Well before the surprise announcement that George Tenet was resigning as CIA director, House Intelligence Chairman Porter Goss, R-Fla., said during a breakfast discussion that his committee will hold hearings beginning next Friday to examine U.S. interrogation capabilities employed by intelligence officials. He said the committee had already received several briefings on the subject in the wake of the recent abuse scandal at Abu Ghraib prison in Iraq. Goss said interrogation capabilities are crucial to U.S. force protection and fighting terrorism.
"If we can't use it, we've denied ourselves a critical tool," he said.
Goss said the committee is preparing to take action on the intelligence authorization bill "in the next 30 days or so," and he expects to complete the bill before fall. Goss said the committee would also introduce language -- either to the intelligence bill or as stand-alone legislation -- that would emphasize better management of foreign language capabilities in the intelligence community.

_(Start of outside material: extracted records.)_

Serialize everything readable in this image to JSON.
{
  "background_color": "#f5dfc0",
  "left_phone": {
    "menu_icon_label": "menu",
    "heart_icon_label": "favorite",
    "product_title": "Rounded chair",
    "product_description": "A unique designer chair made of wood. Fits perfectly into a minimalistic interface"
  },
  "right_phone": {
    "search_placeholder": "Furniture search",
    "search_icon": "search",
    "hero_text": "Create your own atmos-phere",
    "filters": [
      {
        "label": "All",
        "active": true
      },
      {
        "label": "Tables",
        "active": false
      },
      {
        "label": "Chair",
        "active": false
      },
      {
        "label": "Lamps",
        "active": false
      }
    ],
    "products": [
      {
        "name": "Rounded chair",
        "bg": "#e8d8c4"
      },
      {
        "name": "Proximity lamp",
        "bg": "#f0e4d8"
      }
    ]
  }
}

Both Goss and Senate Intelligence Chairman Pat Roberts, R-Kan.,who completed work on the Senate intelligence bill last month, will release separate reports on how the intelligence community determined Iraq was developing weapons of mass destruction.
Roberts said he hopes to release his report soon, though Goss said the House committee's report will, by design, be released later this summer, and will focus less on how key decision-makers use intelligence products and more on intelligence capabilities themselves. However, he added that the report could be slowed by an effort to consider to what extent the U.S. intelligence community is susceptible to disinformation and misleading intelligence.